St. Peter Julian Eymard: Apostle of the Eucharist
Thursday night, my parents and I went to see the new movie Cabrini, which was showing at a theater near us the day before its worldwide release on Friday. Mother Cabrini has always been special to me because I went to the high school that she founded in New Orleans, Cabrini High School. The movie was well done and portrayed Mother Cabrini fairly well, showing how she pushed forward amid so much opposition and discrimination from those who only saw that she was both Italian, not American, and a woman. Her tenacity and boldness were instrumental in the establishment of her institutions in the US and around the world and the movie did a great job of getting this point across and showing how she used it to her advantage. However, I did feel that there was not enough emphasis on the Faith and how Jesus sustained her during this time. Apart from showing her talking to her sisters about doing “all things in Him that strengthens us” and praying before a meal, there was rarely talk of God or Jesus and there were no scenes in which Mother Cabrini was praying privately in the midst of her struggles (there was a scene of her in a chapel but no prayers were said). There were also things that she said that didn’t seem to fit her or what we would think someone who would one day become a saint would say.

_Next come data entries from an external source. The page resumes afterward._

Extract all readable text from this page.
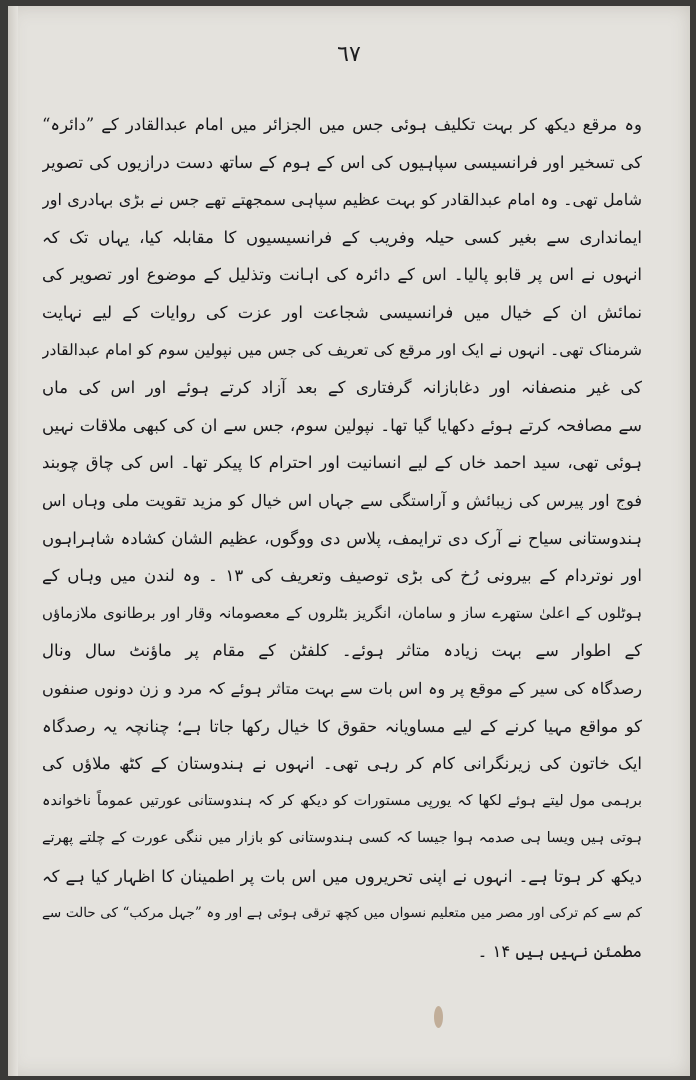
٦٧
وہ مرقع دیکھ کر بہت تکلیف ہوئی جس میں الجزائر میں امام عبدالقادر کے ”دائرہ“
کی تسخیر اور فرانسیسی سپاہیوں کی اس کے ہوم کے ساتھ دست درازیوں کی تصویر
شامل تھی۔ وہ امام عبدالقادر کو بہت عظیم سپاہی سمجھتے تھے جس نے بڑی بہادری اور
ایمانداری سے بغیر کسی حیلہ وفریب کے فرانسیسیوں کا مقابلہ کیا، یہاں تک کہ
انہوں نے اس پر قابو پالیا۔ اس کے دائرہ کی اہانت وتذلیل کے موضوع اور تصویر کی
نمائش ان کے خیال میں فرانسیسی شجاعت اور عزت کی روایات کے لیے نہایت
شرمناک تھی۔ انہوں نے ایک اور مرقع کی تعریف کی جس میں نپولین سوم کو امام عبدالقادر
کی غیر منصفانہ اور دغابازانہ گرفتاری کے بعد آزاد کرتے ہوئے اور اس کی ماں
سے مصافحہ کرتے ہوئے دکھایا گیا تھا۔ نپولین سوم، جس سے ان کی کبھی ملاقات نہیں
ہوئی تھی، سید احمد خاں کے لیے انسانیت اور احترام کا پیکر تھا۔ اس کی چاق چوبند
فوج اور پیرس کی زیبائش و آراستگی سے جہاں اس خیال کو مزید تقویت ملی وہاں اس
ہندوستانی سیاح نے آرک دی ترایمف، پلاس دی ووگوں، عظیم الشان کشادہ شاہراہوں
اور نوتردام کے بیرونی رُخ کی بڑی توصیف وتعریف کی ۱۳ ۔ وہ لندن میں وہاں کے
ہوٹلوں کے اعلیٰ ستھرے ساز و سامان، انگریز بٹلروں کے معصومانہ وقار اور برطانوی ملازماؤں
کے اطوار سے بہت زیادہ متاثر ہوئے۔ کلفٹن کے مقام پر ماؤنٹ سال ونال
رصدگاہ کی سیر کے موقع پر وہ اس بات سے بہت متاثر ہوئے کہ مرد و زن دونوں صنفوں
کو مواقع مہیا کرنے کے لیے مساویانہ حقوق کا خیال رکھا جاتا ہے؛ چنانچہ یہ رصدگاہ
ایک خاتون کی زیرنگرانی کام کر رہی تھی۔ انہوں نے ہندوستان کے کٹھ ملاؤں کی
برہمی مول لیتے ہوئے لکھا کہ یورپی مستورات کو دیکھ کر کہ ہندوستانی عورتیں عموماً ناخواندہ
ہوتی ہیں ویسا ہی صدمہ ہوا جیسا کہ کسی ہندوستانی کو بازار میں ننگی عورت کے چلتے پھرتے
دیکھ کر ہوتا ہے۔ انہوں نے اپنی تحریروں میں اس بات پر اطمینان کا اظہار کیا ہے کہ
کم سے کم ترکی اور مصر میں متعلیم نسواں میں کچھ ترقی ہوئی ہے اور وہ ”جہل مرکب“ کی حالت سے
مطمئن نہیں ہیں ۱۴ ۔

Toward the beginning of the movie, when Mother Cabrini and her sisters first arrived in America, she said something to them about “trusting in ourselves and our mission.” I don’t think Mother Cabrini would have said that. She was greatly devoted to the Sacred Heart of Jesus and she would have said “let us put our trust in the Lord,” not ourselves. Later on, one of the girls in her orphanage asked her about dying and whether or not she was afraid. She replied that of course she was afraid and that was why she worked so much, because when she rested she felt that dying became real and working made her feel like she could put off death for a while. There was no mention of a hope in the resurrection and not being afraid because death meant meeting her Spouse and being with Him for all eternity. Surely, the real Mother Cabrini would have had the latter sentiment and would not have missed the opportunity to pass this on to someone under her care.
Wanting to reach a wide audience with a movie like this is a great goal and can teach many people about someone who may not have been well known otherwise. It has to be more than that, though. We have to want to bring people in to the fold of the Catholic faith through a movie like this and leaving out key dialogue and religious language is not going to do that. We are seeing how wanting to appeal to the mainstream is affecting the Church today, and the same will happen in society if we try to draw people into the Church without really teaching them about the Church. I do recommend this movie and will say that it marvelously portrays how Mother Cabrini built “her holy empire” as she says, but I do caution that it is not the whole story and want the viewer to realize that she did not do it on her own, but with the help of God and that she trusted in Him the whole way through, even if the movie fails to really get that point across.